China Mieville on Why Capitalism Deserves Our Burning Hatred
If you feel a burning hatred toward our unjust social order, writes China Mieville, don’t run from it. Such hate for a system that immiserates vast swaths of humanity is just and necessary.

Street barricade during the Paris Commune, 1871. (BHVP / Roger-Viollet via Wikimedia Commons)
We have no reason to succumb to the complex comfort of despair, a retreat to lugubriousness by which failure is foreordained. But to stress the repeated failures of the Left is a necessary corrective, given its history of boosterism and bullshit, and to stress quite how appalling and terrible these days are, even if we can also find in them hope. To take the liberal approach and see Boris Johnson, Jair Bolsonaro, Narendra Modi, Rodrigo Duterte, Donald Trump, Silvio Berlusconi and his aftermaths, violent and intricate “conspiracism,” the rise of the alt right, the growing volubility of racism and fascism, as deviations, is exoneration of the system of which they are expressions.

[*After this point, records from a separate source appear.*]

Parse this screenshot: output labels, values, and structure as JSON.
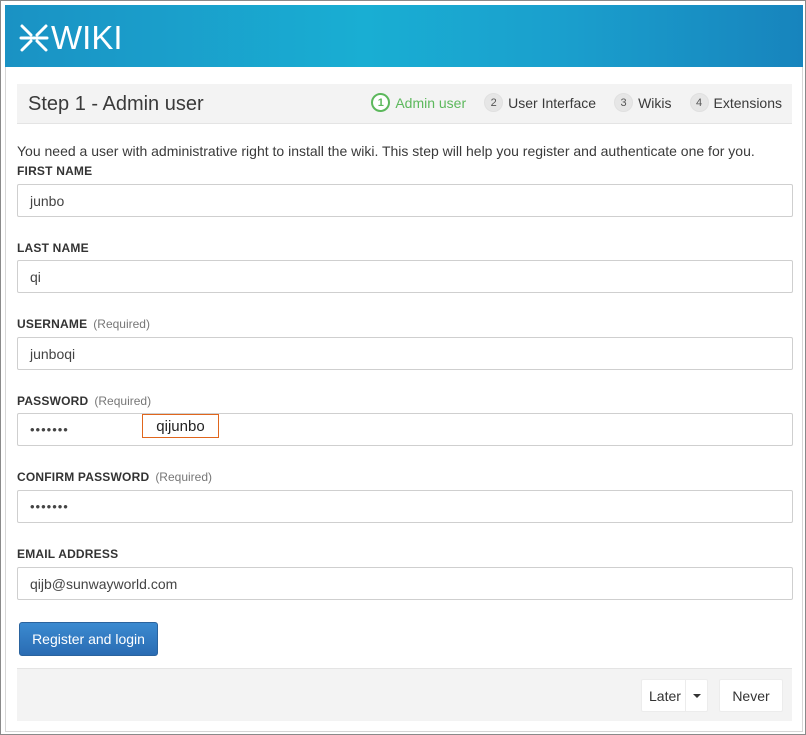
{
  "header": {
    "logo_text": "WIKI",
    "logo_icon": "xwiki-x-icon"
  },
  "step_bar": {
    "title": "Step 1 - Admin user",
    "steps": [
      {
        "num": "1",
        "label": "Admin user",
        "active": true
      },
      {
        "num": "2",
        "label": "User Interface",
        "active": false
      },
      {
        "num": "3",
        "label": "Wikis",
        "active": false
      },
      {
        "num": "4",
        "label": "Extensions",
        "active": false
      }
    ]
  },
  "intro": "You need a user with administrative right to install the wiki. This step will help you register and authenticate one for you.",
  "form": {
    "first_name": {
      "label": "FIRST NAME",
      "value": "junbo"
    },
    "last_name": {
      "label": "LAST NAME",
      "value": "qi"
    },
    "username": {
      "label": "USERNAME",
      "required": "(Required)",
      "value": "junboqi"
    },
    "password": {
      "label": "PASSWORD",
      "required": "(Required)",
      "value": "•••••••"
    },
    "confirm_password": {
      "label": "CONFIRM PASSWORD",
      "required": "(Required)",
      "value": "•••••••"
    },
    "email": {
      "label": "EMAIL ADDRESS",
      "value": "qijb@sunwayworld.com"
    }
  },
  "annotation": "qijunbo",
  "buttons": {
    "register": "Register and login",
    "later": "Later",
    "never": "Never"
  },
  "colors": {
    "header_start": "#1a92c4",
    "header_end": "#1784bd",
    "active_step": "#5cb85c",
    "primary_button": "#2a6cb3",
    "annotation_border": "#e0661d"
  }
}
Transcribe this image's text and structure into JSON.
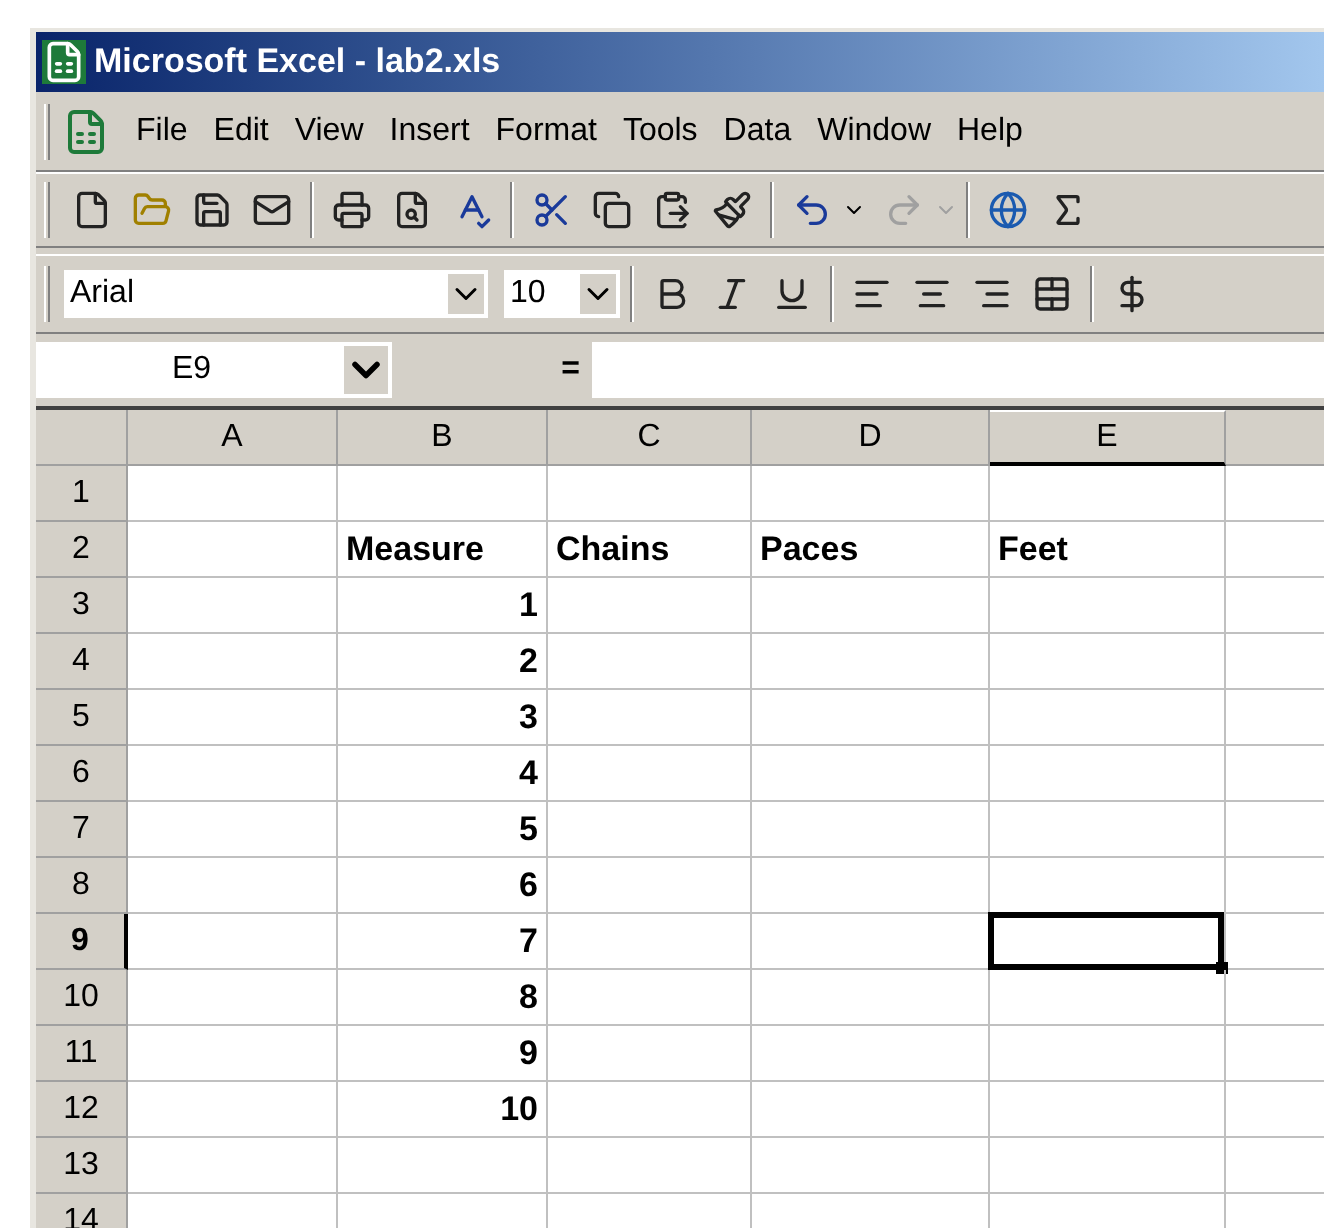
{
  "window": {
    "title": "Microsoft Excel - lab2.xls"
  },
  "menu": [
    "File",
    "Edit",
    "View",
    "Insert",
    "Format",
    "Tools",
    "Data",
    "Window",
    "Help"
  ],
  "format_bar": {
    "font": "Arial",
    "size": "10"
  },
  "formula_bar": {
    "name_box": "E9",
    "equals": "="
  },
  "columns": [
    {
      "label": "A",
      "selected": false
    },
    {
      "label": "B",
      "selected": false
    },
    {
      "label": "C",
      "selected": false
    },
    {
      "label": "D",
      "selected": false
    },
    {
      "label": "E",
      "selected": true
    }
  ],
  "rows": [
    {
      "label": "1",
      "selected": false,
      "kind": "blank"
    },
    {
      "label": "2",
      "selected": false,
      "kind": "labels",
      "cells": {
        "B": "Measure",
        "C": "Chains",
        "D": "Paces",
        "E": "Feet"
      }
    },
    {
      "label": "3",
      "selected": false,
      "kind": "values",
      "cells": {
        "B": "1"
      }
    },
    {
      "label": "4",
      "selected": false,
      "kind": "values",
      "cells": {
        "B": "2"
      }
    },
    {
      "label": "5",
      "selected": false,
      "kind": "values",
      "cells": {
        "B": "3"
      }
    },
    {
      "label": "6",
      "selected": false,
      "kind": "values",
      "cells": {
        "B": "4"
      }
    },
    {
      "label": "7",
      "selected": false,
      "kind": "values",
      "cells": {
        "B": "5"
      }
    },
    {
      "label": "8",
      "selected": false,
      "kind": "values",
      "cells": {
        "B": "6"
      }
    },
    {
      "label": "9",
      "selected": true,
      "kind": "values",
      "cells": {
        "B": "7"
      }
    },
    {
      "label": "10",
      "selected": false,
      "kind": "values",
      "cells": {
        "B": "8"
      }
    },
    {
      "label": "11",
      "selected": false,
      "kind": "values",
      "cells": {
        "B": "9"
      }
    },
    {
      "label": "12",
      "selected": false,
      "kind": "values",
      "cells": {
        "B": "10"
      }
    },
    {
      "label": "13",
      "selected": false,
      "kind": "blank"
    },
    {
      "label": "14",
      "selected": false,
      "kind": "blank"
    }
  ]
}
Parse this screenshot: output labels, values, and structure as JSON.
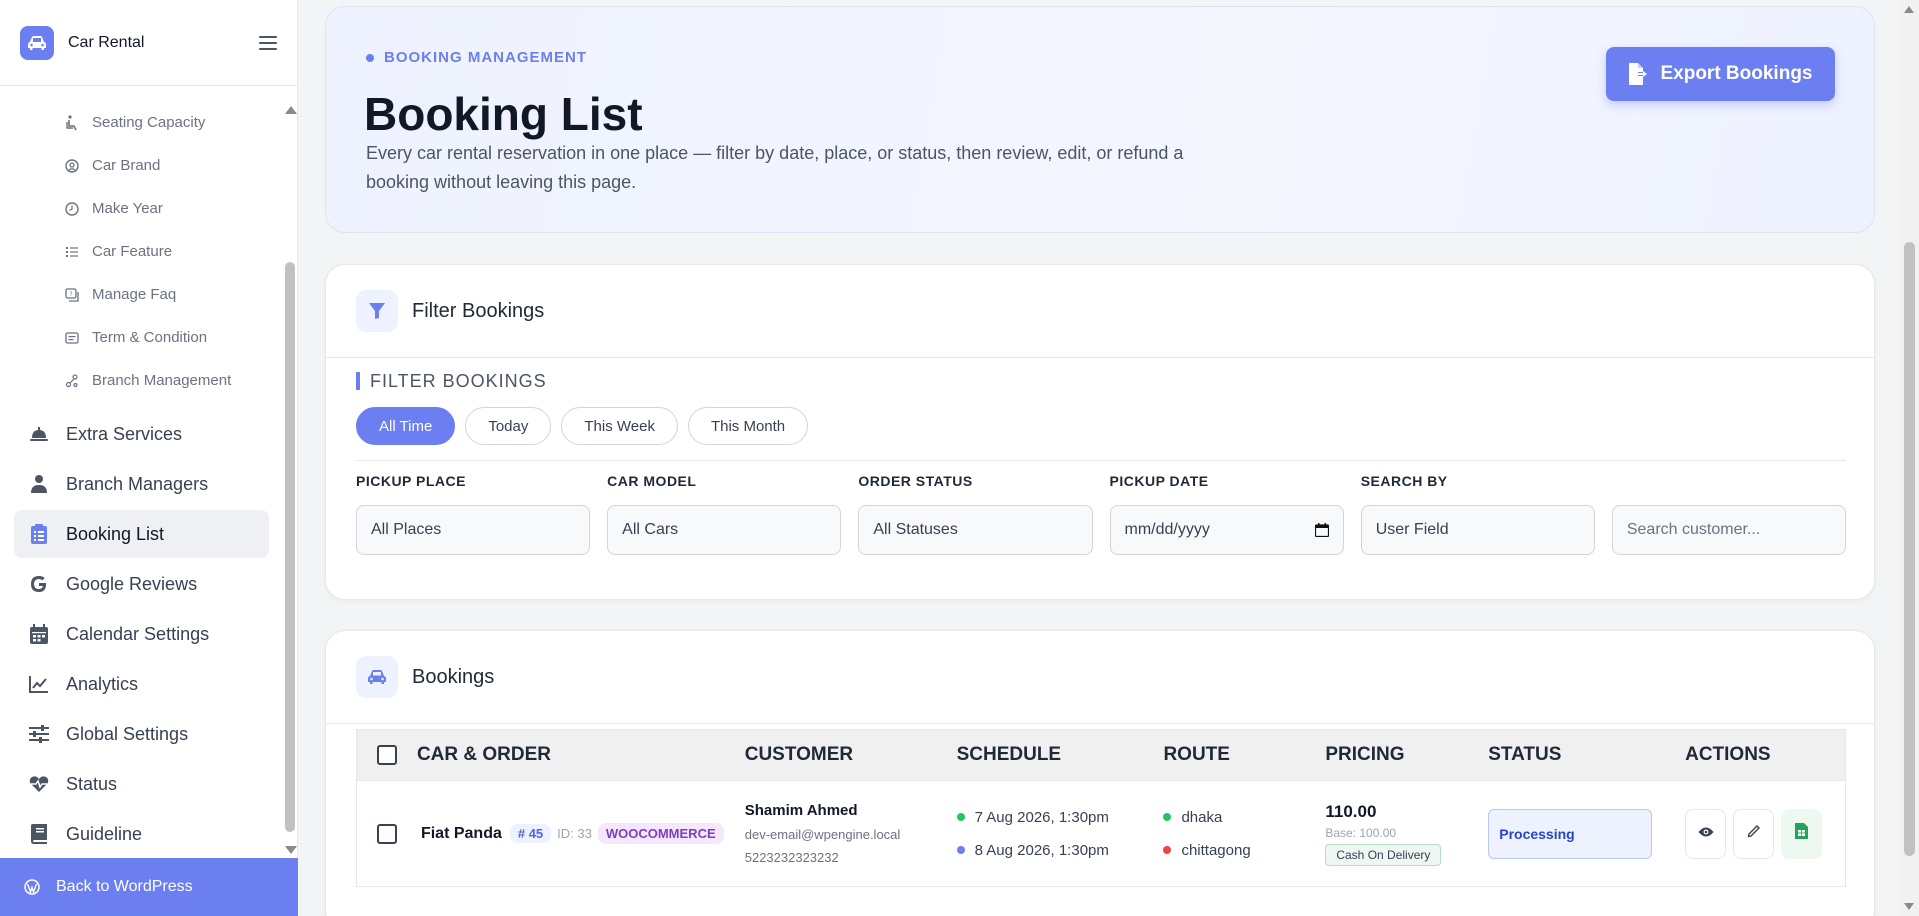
{
  "brand": {
    "name": "Car Rental"
  },
  "sidebar": {
    "sub_items": [
      {
        "label": "Seating Capacity",
        "icon": "seat-icon"
      },
      {
        "label": "Car Brand",
        "icon": "brand-icon"
      },
      {
        "label": "Make Year",
        "icon": "clock-icon"
      },
      {
        "label": "Car Feature",
        "icon": "list-icon"
      },
      {
        "label": "Manage Faq",
        "icon": "faq-icon"
      },
      {
        "label": "Term & Condition",
        "icon": "terms-icon"
      },
      {
        "label": "Branch Management",
        "icon": "branch-icon"
      }
    ],
    "items": [
      {
        "label": "Extra Services",
        "icon": "bell-icon"
      },
      {
        "label": "Branch Managers",
        "icon": "user-icon"
      },
      {
        "label": "Booking List",
        "icon": "clipboard-icon",
        "active": true
      },
      {
        "label": "Google Reviews",
        "icon": "google-icon"
      },
      {
        "label": "Calendar Settings",
        "icon": "calendar-icon"
      },
      {
        "label": "Analytics",
        "icon": "chart-line-icon"
      },
      {
        "label": "Global Settings",
        "icon": "sliders-icon"
      },
      {
        "label": "Status",
        "icon": "heartbeat-icon"
      },
      {
        "label": "Guideline",
        "icon": "book-icon"
      }
    ],
    "back_label": "Back to WordPress"
  },
  "hero": {
    "tag": "BOOKING MANAGEMENT",
    "title": "Booking List",
    "description": "Every car rental reservation in one place — filter by date, place, or status, then review, edit, or refund a booking without leaving this page.",
    "export_label": "Export Bookings"
  },
  "filter": {
    "card_title": "Filter Bookings",
    "section_label": "FILTER BOOKINGS",
    "pills": [
      "All Time",
      "Today",
      "This Week",
      "This Month"
    ],
    "active_pill": "All Time",
    "fields": {
      "pickup_place": {
        "label": "PICKUP PLACE",
        "value": "All Places"
      },
      "car_model": {
        "label": "CAR MODEL",
        "value": "All Cars"
      },
      "order_status": {
        "label": "ORDER STATUS",
        "value": "All Statuses"
      },
      "pickup_date": {
        "label": "PICKUP DATE",
        "value": "mm/dd/yyyy"
      },
      "search_by": {
        "label": "SEARCH BY",
        "value": "User Field"
      },
      "search": {
        "placeholder": "Search customer..."
      }
    }
  },
  "bookings": {
    "card_title": "Bookings",
    "columns": [
      "CAR & ORDER",
      "CUSTOMER",
      "SCHEDULE",
      "ROUTE",
      "PRICING",
      "STATUS",
      "ACTIONS"
    ],
    "rows": [
      {
        "car": "Fiat Panda",
        "order_no": "# 45",
        "id_text": "ID: 33",
        "source": "WOOCOMMERCE",
        "customer_name": "Shamim Ahmed",
        "customer_email": "dev-email@wpengine.local",
        "customer_phone": "5223232323232",
        "pickup_time": "7 Aug 2026, 1:30pm",
        "dropoff_time": "8 Aug 2026, 1:30pm",
        "route_from": "dhaka",
        "route_to": "chittagong",
        "price": "110.00",
        "base": "Base: 100.00",
        "payment": "Cash On Delivery",
        "status": "Processing"
      }
    ]
  },
  "colors": {
    "accent": "#6b7ff0",
    "pickup_dot": "#22c55e",
    "dropoff_dot": "#6b7ff0",
    "route_from_dot": "#22c55e",
    "route_to_dot": "#ef4444"
  }
}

Trump is gone, but Trumpism remains strong.
But even for all this, and for the recent defeat and smearing of left movements in the UK and US, a cause of profound depression and demoralization on the Left, this has also been a moment of unprecedented insurgency in American cities (and elsewhere). History, and the present, are up for debate.
Capitalism cannot exist without relentless punishment of those who transgress its often petty and heartless prohibitions, and indeed of those the punishment of whom it deems functional to its survival, irrespective of their notional “transgression.” It increasingly deploys not just bureaucratic repression but an invested, overt, supererogatory sadism. There are countless ghastly examples of the rehabilitation and celebration of cruelty, in the carceral sphere, in politics and culture. Spectacles like this aren’t new, but they have not always been so “unabashed,” as Philip Mirowski puts it, “made to seem so unexceptional” — and they are not only distraction but part of “teaching techniques optimised to reinforce the neoliberal self.”